Kutsal bir hukuk devleti vatandaşın hakkını, hukukunu gözetir! Oysa bu devlet kendi çıkarını ve hukuksuzluğu gözetiyor! Bu yüzden "altın çağı" diyorlar! Altın çağını yaşayan yargı değil, derin devlet!!!! 



Bunların hepsini Erdoğan yapmıyor! 

Erdoğan sadece çalmayı biliyormuş ( bir yüzükle yola çıkıyorum diyen kendisiydi! Saraylar yaptırıyor) ama öldürmeyi acımasız olmayı derin devlet uygulamaları ile öğretiyor! 

Erdoğan için zamanın da Abdüllatif Şener'in söylediklerini hatırlamakta fayda var. "Kendi çıkarları için ülkeyi ateşe sürükler" fakat Erdoğan ve AKP artık sadece ülkeyi değil kendilerini de ateşe atıyor! 



Millet diyerek yola çıkan, dilinden Mevlana ve Yunus Emre'yi düşürmeyen Erdoğan milletten uzaklaşıp, o derin devletin kullanışlı bir üyesi haline gelince halkına "böcek", "virüs", gibi yakıştırmalar yapabiliyor.
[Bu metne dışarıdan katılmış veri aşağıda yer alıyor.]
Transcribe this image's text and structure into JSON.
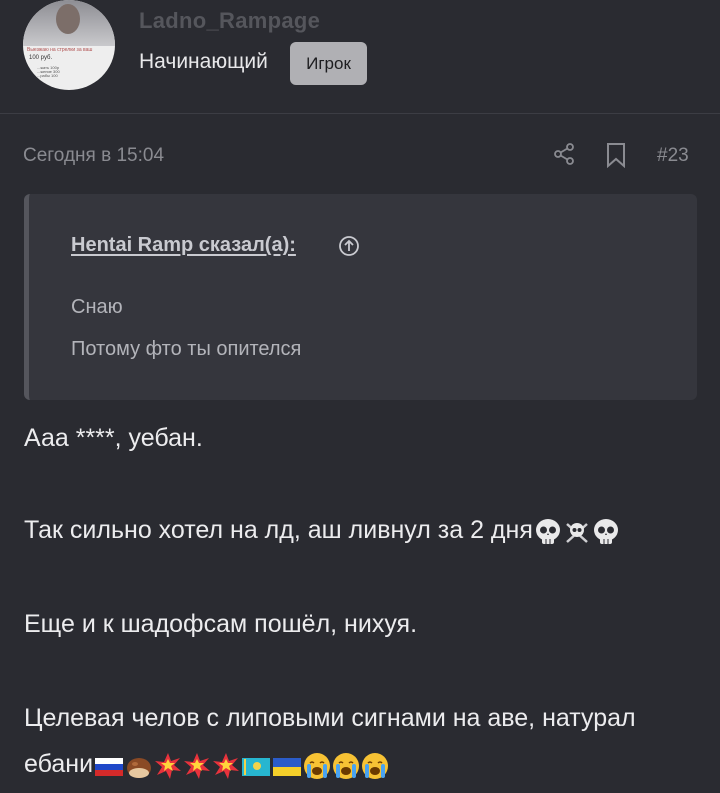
{
  "user": {
    "username": "Ladno_Rampage",
    "title": "Начинающий",
    "badge": "Игрок",
    "avatar_text": {
      "line1": "Выезжаю на стрелки за ваш",
      "line2": "100 руб.",
      "small": "...жать 100р\n...жение 300\n...рабы 100"
    }
  },
  "post": {
    "date": "Сегодня в 15:04",
    "number": "#23",
    "quote": {
      "author": "Hentai Ramp сказал(а):",
      "lines": [
        "Снаю",
        "Потому фто ты опителся"
      ]
    },
    "lines": [
      "Ааа ****, уебан.",
      "Так сильно хотел на лд, аш ливнул за 2 дня",
      "Еще и к шадофсам пошёл, нихуя.",
      "Целевая челов с липовыми сигнами на аве, натурал",
      "ебани"
    ],
    "emoji": {
      "line2": [
        "skull",
        "skull-crossbones",
        "skull"
      ],
      "line5": [
        "flag-russia",
        "chestnut",
        "collision",
        "collision",
        "collision",
        "flag-kazakhstan",
        "flag-ukraine",
        "loudly-crying-face",
        "loudly-crying-face",
        "loudly-crying-face"
      ]
    }
  },
  "colors": {
    "background": "#2a2b31",
    "quote_bg": "#35363d",
    "muted": "#8a8b91",
    "badge_bg": "#b0b0b4"
  }
}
Çetin Doğan'ın dilini benimsiyor. Vatandaşa ihbarcı olun komşularınızı ihbar edin diye sesleniyor. Bayram namazına gidip fenalaşırken, gözünü açar açmaz bir bayram günü üstelik nefret kusma ihtiyacı duyabiliyor. Erdoğan konuşurken Perinçek'i dinliyor ya da Perinçek konuşurken Erdoğan'ı dinliyor gibi oluyor. Söylemleri, nefretleri ve yüz ifadeleri aynı. 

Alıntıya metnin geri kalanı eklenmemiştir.